Внизу проносились, как в короткометражном кино, черно-белые пейзажи ей некогда было их разукрашивать в цвета. А может, птицы вовсе не различают цветности? Интересно, доказано ли это, или противоположное, учеными. Во всяком случае, ему, Дикареву, это неизвестно, а значит, и он в своих суждениях отталкивался от сего факта. И еще был уверен в одном: что им некогда. Эти картинки были всего лишь мимолетными кадрами путешествия, которые птица смахивала, стирала взмахами своих крыл, даже не соизволив удостоить вниманием сверху вниз эти неземные, потому что приземленные, ландшафты. Она смотрела только вперед, на запад. Что творилось внизу, на земле, ей было все равно. Она спешила.
14. Экзистенциализм
1.
Папу сдали в милицию. Мама сдала.
«А что прикажете делать, когда дерется и не слушается? Повиноваться? Это ему-то? Отцу подчиниться ей? Представляю себе картинку: вояка в годах подчиняется ма мадам. Пусть она и жена, родная кровь. Почти. С изрядной долей допустимости кровосмешения при взрослых контактах между супругами. Во всяком случае, кровь, где и перемешана, так это точно в детях. Через них получается, что родная. Стала ею, а раньше была чужая, инородная. Абсурд. Все равно, кто бы ни был этот человек, он Да он никогда никому не сдавался!»

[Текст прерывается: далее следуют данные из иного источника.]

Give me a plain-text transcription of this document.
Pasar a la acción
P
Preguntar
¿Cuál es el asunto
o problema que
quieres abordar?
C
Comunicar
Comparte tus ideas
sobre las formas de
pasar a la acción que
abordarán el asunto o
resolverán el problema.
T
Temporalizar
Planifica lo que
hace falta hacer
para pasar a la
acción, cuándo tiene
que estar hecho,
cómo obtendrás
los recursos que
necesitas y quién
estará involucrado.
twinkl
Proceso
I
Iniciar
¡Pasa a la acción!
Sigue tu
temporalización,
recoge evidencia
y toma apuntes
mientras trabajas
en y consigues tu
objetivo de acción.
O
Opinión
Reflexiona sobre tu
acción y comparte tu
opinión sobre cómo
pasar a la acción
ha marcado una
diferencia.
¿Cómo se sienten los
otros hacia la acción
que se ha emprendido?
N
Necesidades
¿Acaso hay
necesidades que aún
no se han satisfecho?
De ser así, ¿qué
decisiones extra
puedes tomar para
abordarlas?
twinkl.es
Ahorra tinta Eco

Что же они не поделили? Почему все-таки «арест»? Ладно, попахивало бы еще увечьями, изнасилованием, попыткой прелюбодеяния, с последующей экзекуцией уличенного, а то обычная, рядовая бытовуха. Или того похлеще: экзистенциализм. Что такое? Что за слово? О таком и не слыхивали в стенах изношенного, но еще крепко стоящего дома (потому что строили в царские времена и, как говорили, для городского начальника. Впрочем, им властям он и достался в итоге). Да и кому слушать: население коммуналки и всего дома необразованные, малограмотные пролетарии, за исключением, разве что дальнего, третьего, подъезда, где жили интеллигенты и обособленцы в отдельных квартирах с личным санузлом и роскошь по меркам послевоенных и много позже лет с чугунной эмалированной ванной.
«Экзистенциализм, сказали бы те, антихристы с Чистопрудного, напрочь отказывающиеся верить в бога, открыто не прикрываясь крестом, даже когда их прижимали к стенке, не убавить, не прибавить, чистой воды он. Это ж надо до такой степени мозги пропить. А что, собственно, с них со всех взять, со слесарей и дворников. Иррациональное поведение и мозги на уровне какого-нибудь петэка».

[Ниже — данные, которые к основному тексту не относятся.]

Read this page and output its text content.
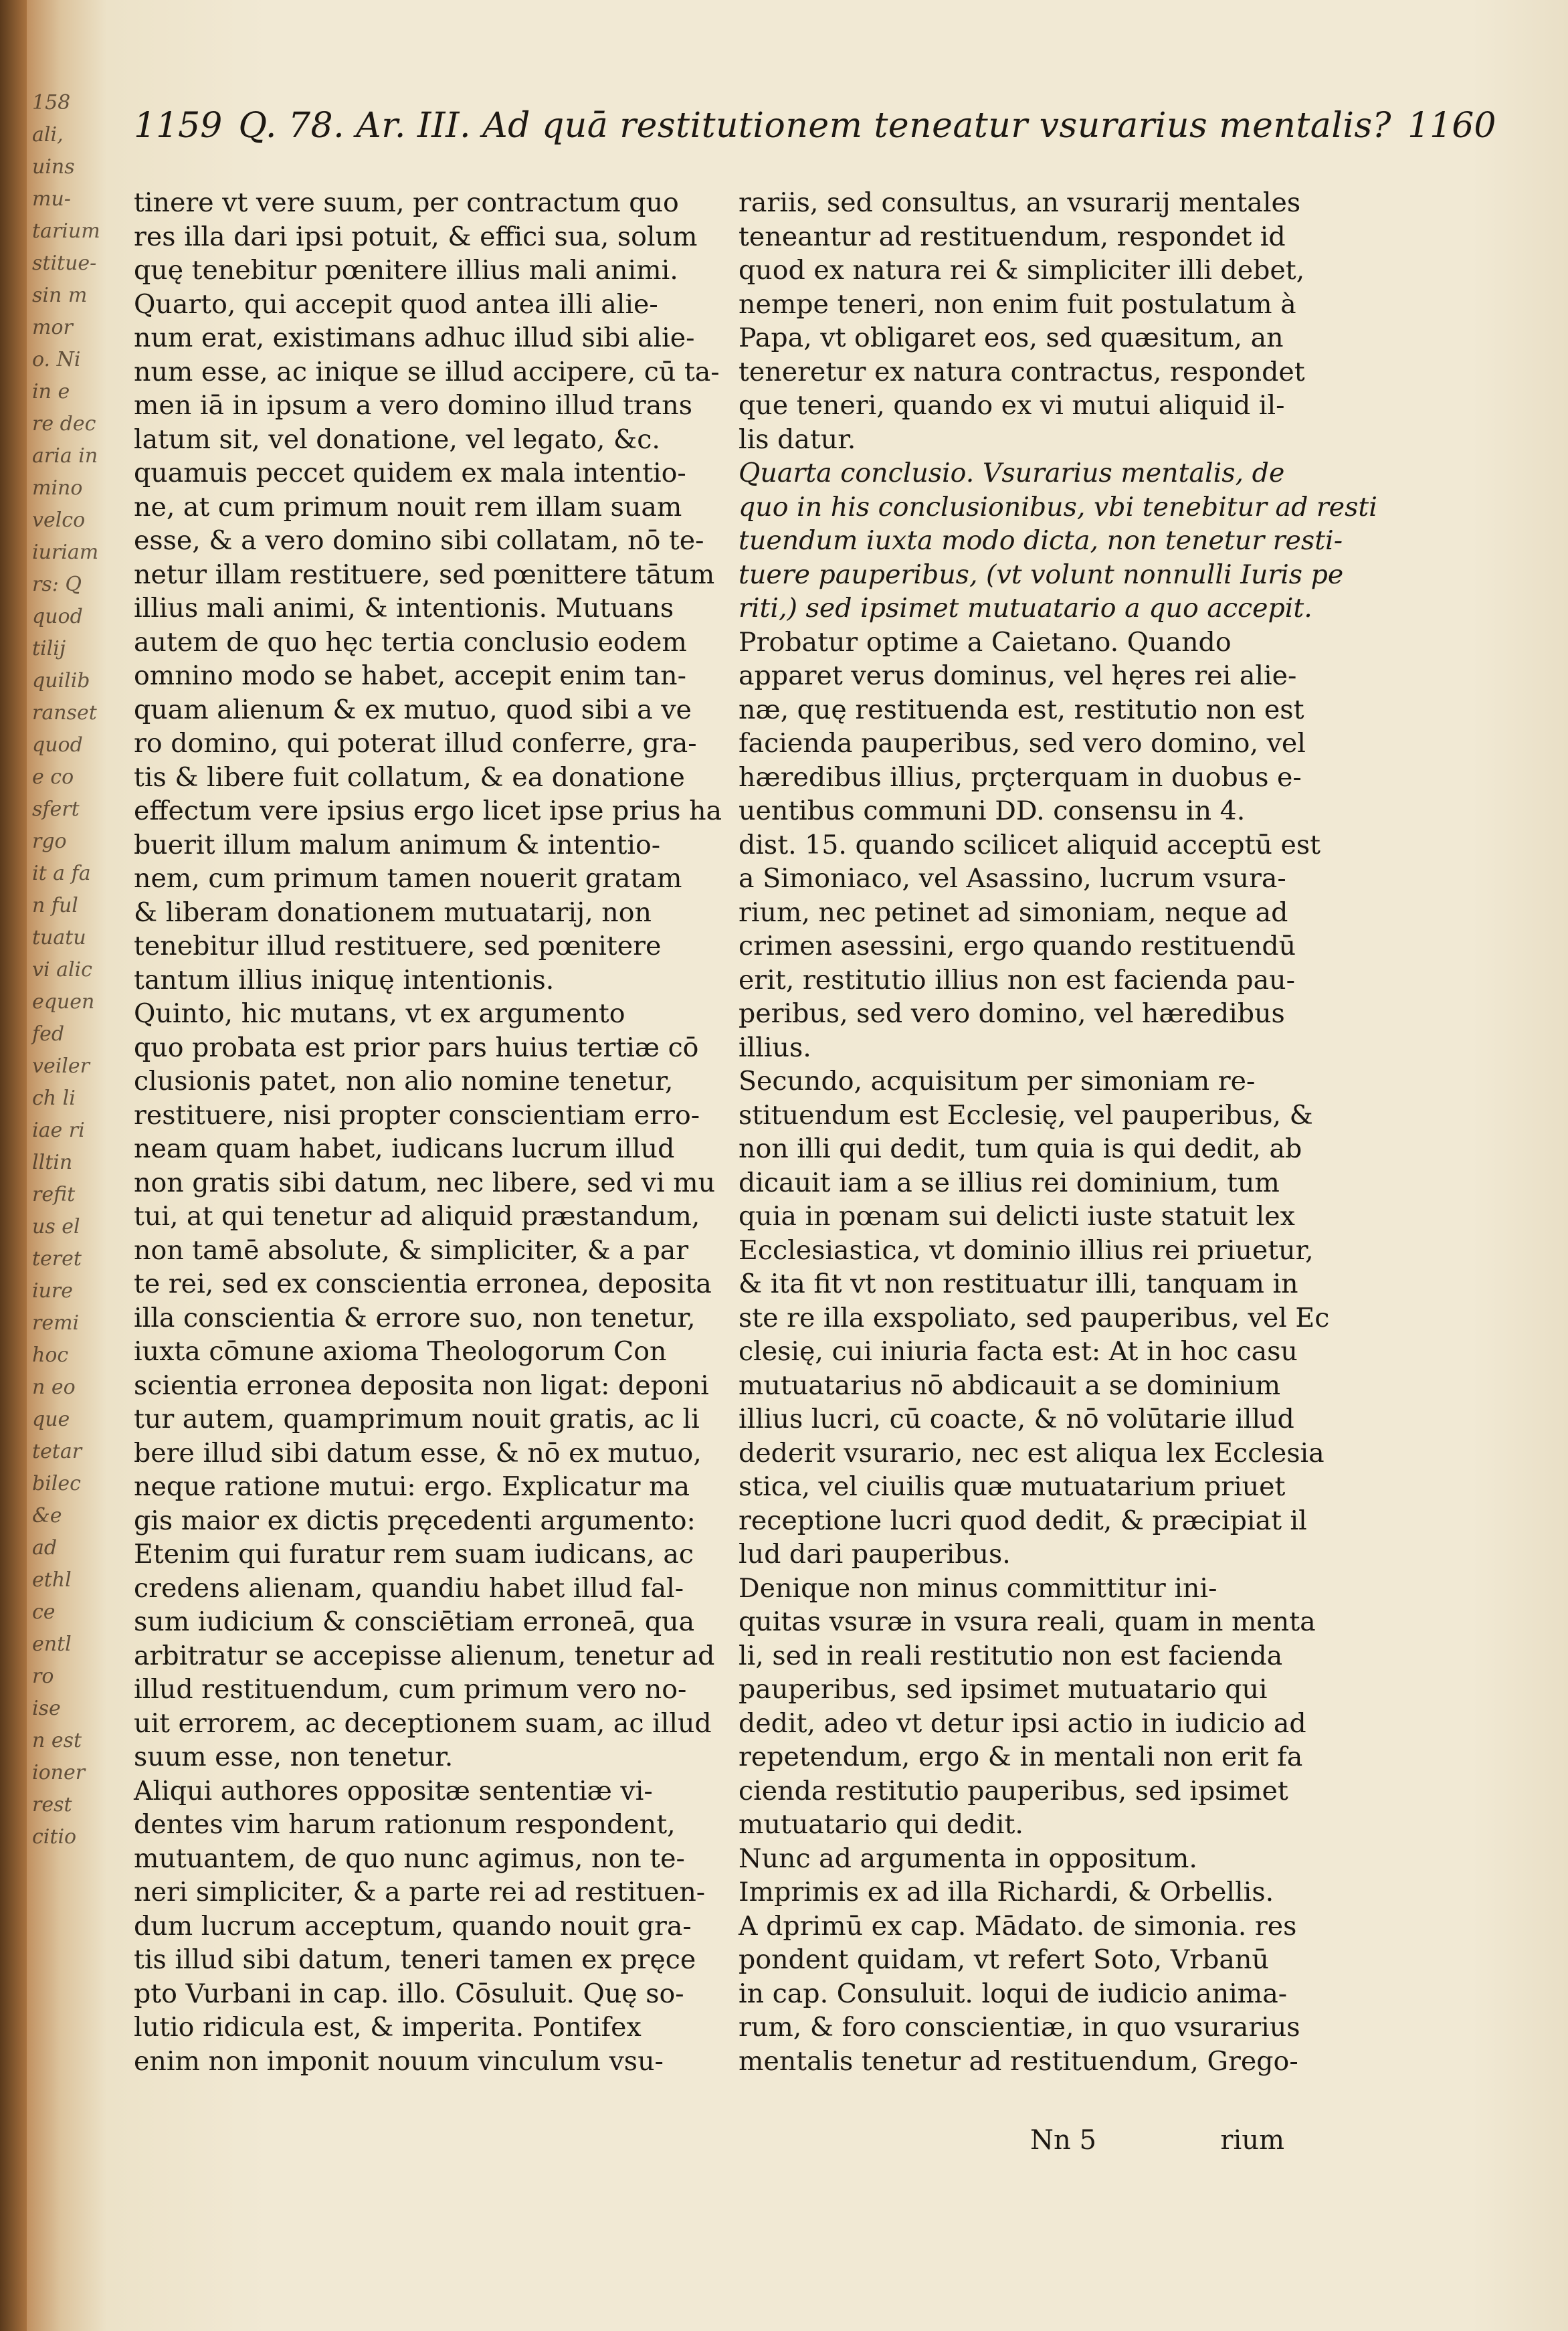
158
ali,
uins
mu-
tarium
stitue-
sin m
mor
o. Ni
in e
re dec
aria in
mino
velco
iuriam
rs: Q
quod
tilij
quilib
ranset
quod
e co
sfert
rgo
it a fa
n ful
tuatu
vi alic
equen
fed
veiler
ch li
iae ri
lltin
refit
us el
teret
iure
remi
hoc
n eo
que
tetar
bilec
&e
ad
ethl
ce
entl
ro
ise
n est
ioner
rest
citio
1159 Q. 78. Ar. III. Ad quā restitutionem teneatur vsurarius mentalis? 1160
tinere vt vere suum, per contractum quo
res illa dari ipsi potuit, & effici sua, solum
quę tenebitur pœnitere illius mali animi.
Quarto, qui accepit quod antea illi alie-
num erat, existimans adhuc illud sibi alie-
num esse, ac inique se illud accipere, cū ta-
men iā in ipsum a vero domino illud trans
latum sit, vel donatione, vel legato, &c.
quamuis peccet quidem ex mala intentio-
ne, at cum primum nouit rem illam suam
esse, & a vero domino sibi collatam, nō te-
netur illam restituere, sed pœnittere tātum
illius mali animi, & intentionis. Mutuans
autem de quo hęc tertia conclusio eodem
omnino modo se habet, accepit enim tan-
quam alienum & ex mutuo, quod sibi a ve
ro domino, qui poterat illud conferre, gra-
tis & libere fuit collatum, & ea donatione
effectum vere ipsius ergo licet ipse prius ha
buerit illum malum animum & intentio-
nem, cum primum tamen nouerit gratam
& liberam donationem mutuatarij, non
tenebitur illud restituere, sed pœnitere
tantum illius iniquę intentionis.
Quinto, hic mutans, vt ex argumento
quo probata est prior pars huius tertiæ cō
clusionis patet, non alio nomine tenetur,
restituere, nisi propter conscientiam erro-
neam quam habet, iudicans lucrum illud
non gratis sibi datum, nec libere, sed vi mu
tui, at qui tenetur ad aliquid præstandum,
non tamē absolute, & simpliciter, & a par
te rei, sed ex conscientia erronea, deposita
illa conscientia & errore suo, non tenetur,
iuxta cōmune axioma Theologorum Con
scientia erronea deposita non ligat: deponi
tur autem, quamprimum nouit gratis, ac li
bere illud sibi datum esse, & nō ex mutuo,
neque ratione mutui: ergo. Explicatur ma
gis maior ex dictis pręcedenti argumento:
Etenim qui furatur rem suam iudicans, ac
credens alienam, quandiu habet illud fal-
sum iudicium & consciētiam erroneā, qua
arbitratur se accepisse alienum, tenetur ad
illud restituendum, cum primum vero no-
uit errorem, ac deceptionem suam, ac illud
suum esse, non tenetur.
Aliqui authores oppositæ sententiæ vi-
dentes vim harum rationum respondent,
mutuantem, de quo nunc agimus, non te-
neri simpliciter, & a parte rei ad restituen-
dum lucrum acceptum, quando nouit gra-
tis illud sibi datum, teneri tamen ex pręce
pto Vurbani in cap. illo. Cōsuluit. Quę so-
lutio ridicula est, & imperita. Pontifex
enim non imponit nouum vinculum vsu-
rariis, sed consultus, an vsurarij mentales
teneantur ad restituendum, respondet id
quod ex natura rei & simpliciter illi debet,
nempe teneri, non enim fuit postulatum à
Papa, vt obligaret eos, sed quæsitum, an
teneretur ex natura contractus, respondet
que teneri, quando ex vi mutui aliquid il-
lis datur.
Quarta conclusio. Vsurarius mentalis, de
quo in his conclusionibus, vbi tenebitur ad resti
tuendum iuxta modo dicta, non tenetur resti-
tuere pauperibus, (vt volunt nonnulli Iuris pe
riti,) sed ipsimet mutuatario a quo accepit.
Probatur optime a Caietano. Quando
apparet verus dominus, vel hęres rei alie-
næ, quę restituenda est, restitutio non est
facienda pauperibus, sed vero domino, vel
hæredibus illius, prçterquam in duobus e-
uentibus communi DD. consensu in 4.
dist. 15. quando scilicet aliquid acceptū est
a Simoniaco, vel Asassino, lucrum vsura-
rium, nec petinet ad simoniam, neque ad
crimen asessini, ergo quando restituendū
erit, restitutio illius non est facienda pau-
peribus, sed vero domino, vel hæredibus
illius.
Secundo, acquisitum per simoniam re-
stituendum est Ecclesię, vel pauperibus, &
non illi qui dedit, tum quia is qui dedit, ab
dicauit iam a se illius rei dominium, tum
quia in pœnam sui delicti iuste statuit lex
Ecclesiastica, vt dominio illius rei priuetur,
& ita fit vt non restituatur illi, tanquam in
ste re illa exspoliato, sed pauperibus, vel Ec
clesię, cui iniuria facta est: At in hoc casu
mutuatarius nō abdicauit a se dominium
illius lucri, cū coacte, & nō volūtarie illud
dederit vsurario, nec est aliqua lex Ecclesia
stica, vel ciuilis quæ mutuatarium priuet
receptione lucri quod dedit, & præcipiat il
lud dari pauperibus.
Denique non minus committitur ini-
quitas vsuræ in vsura reali, quam in menta
li, sed in reali restitutio non est facienda
pauperibus, sed ipsimet mutuatario qui
dedit, adeo vt detur ipsi actio in iudicio ad
repetendum, ergo & in mentali non erit fa
cienda restitutio pauperibus, sed ipsimet
mutuatario qui dedit.
Nunc ad argumenta in oppositum.
Imprimis ex ad illa Richardi, & Orbellis.
A dprimū ex cap. Mādato. de simonia. res
pondent quidam, vt refert Soto, Vrbanū
in cap. Consuluit. loqui de iudicio anima-
rum, & foro conscientiæ, in quo vsurarius
mentalis tenetur ad restituendum, Grego-
Nn 5	rium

Так кто здесь числится квартиросъемщиком? с порога спросил участковый.
Он, тычком пальца указала мать на первобытного человека, забившегося в теневой угол комнаты. Что не похож? Да, он в таком виде не человек.

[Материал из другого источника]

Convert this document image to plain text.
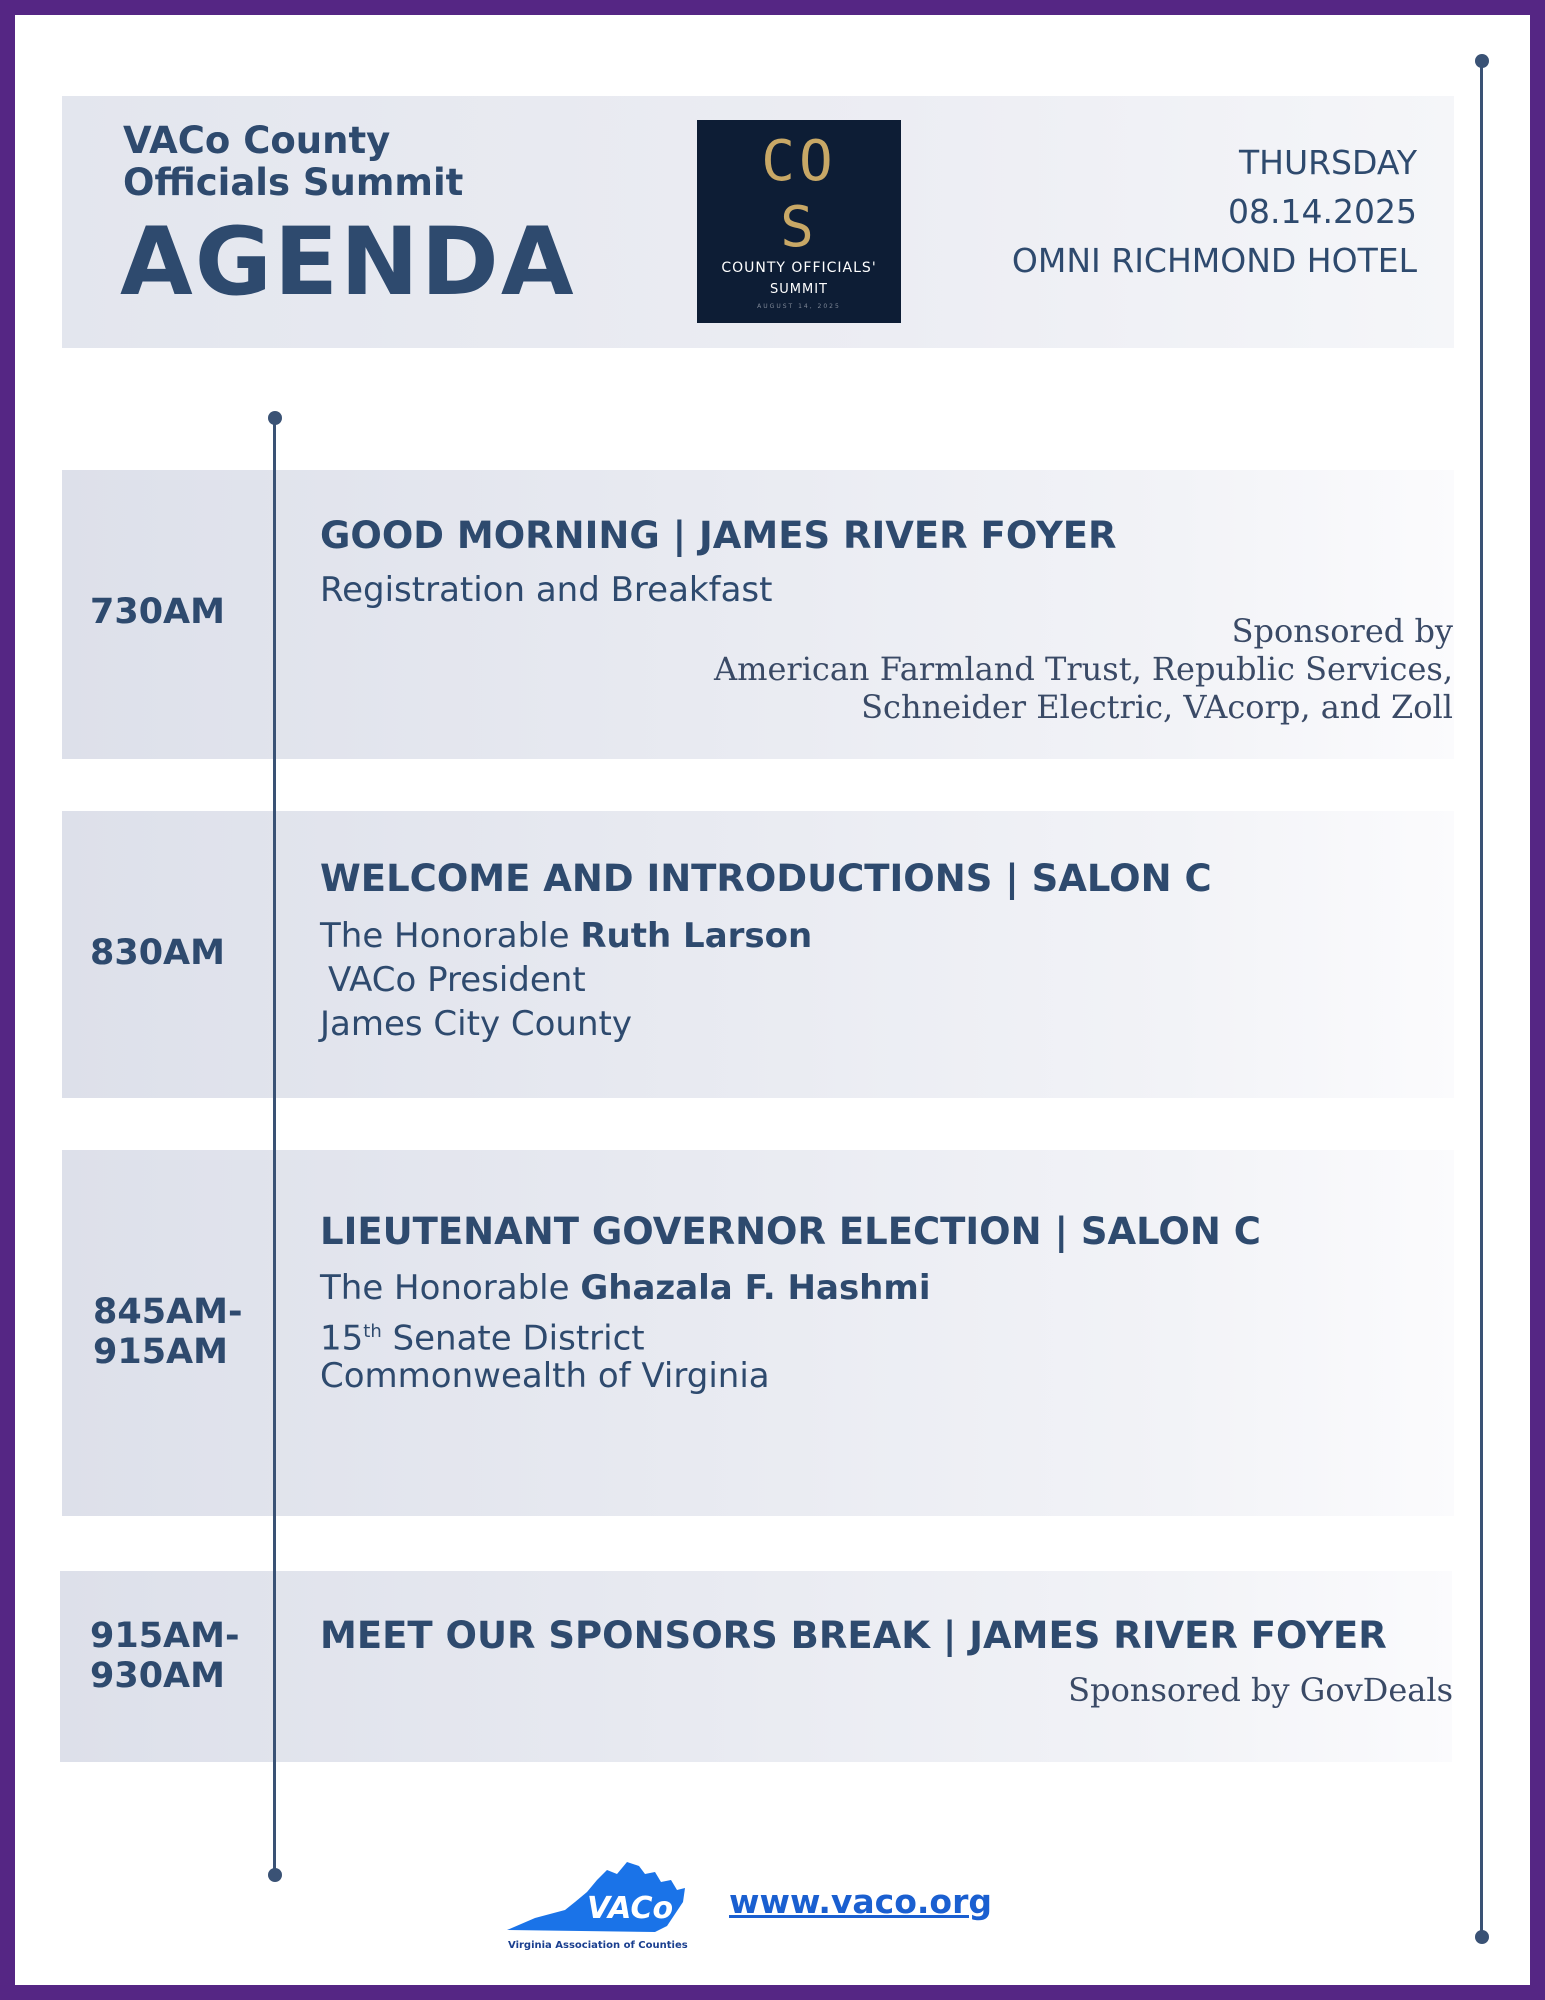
VACo County
Officials Summit
AGENDA
CO
S
COUNTY OFFICIALS'
SUMMIT
AUGUST 14, 2025
THURSDAY
08.14.2025
OMNI RICHMOND HOTEL
730AM
GOOD MORNING | JAMES RIVER FOYER
Registration and Breakfast
Sponsored by
American Farmland Trust, Republic Services,
Schneider Electric, VAcorp, and Zoll
830AM
WELCOME AND INTRODUCTIONS | SALON C
The Honorable Ruth Larson
VACo President
James City County
845AM-
915AM
LIEUTENANT GOVERNOR ELECTION | SALON C
The Honorable Ghazala F. Hashmi
15th Senate District
Commonwealth of Virginia
915AM-
930AM
MEET OUR SPONSORS BREAK | JAMES RIVER FOYER
Sponsored by GovDeals
VACo
Virginia Association of Counties
www.vaco.org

Вы, гражданин, здесь проживаете с женой и ребенком? спросил милиционер с заминкой, как будто ища удобную причину избавить мужика и себя от неприятных санкций. Затягивая минуту расплаты для буяна. Неужели нельзя мирно разобраться в ситуации и договориться с супругой?
Низя, процедил сквозь зубы отец, а затем что-то пробубнил. Что именно, было не разобрать.
Нельзя, согласилась мать. Заберите его, пожалуйста, отсюда. Дайте от него отдохнуть. Хоть немного. Ребенку спать нужно. Время позднее, а тут она оглядела забаррикадированную комнату с расставленной в беспорядке, как будто даже разбросанной второпях мебелью, сами видите. Такое.
Да уж, почесал затылок младший офицер. Вижу. Ну чего, пойдем тогда уж. Раз такое дело. Гражданин.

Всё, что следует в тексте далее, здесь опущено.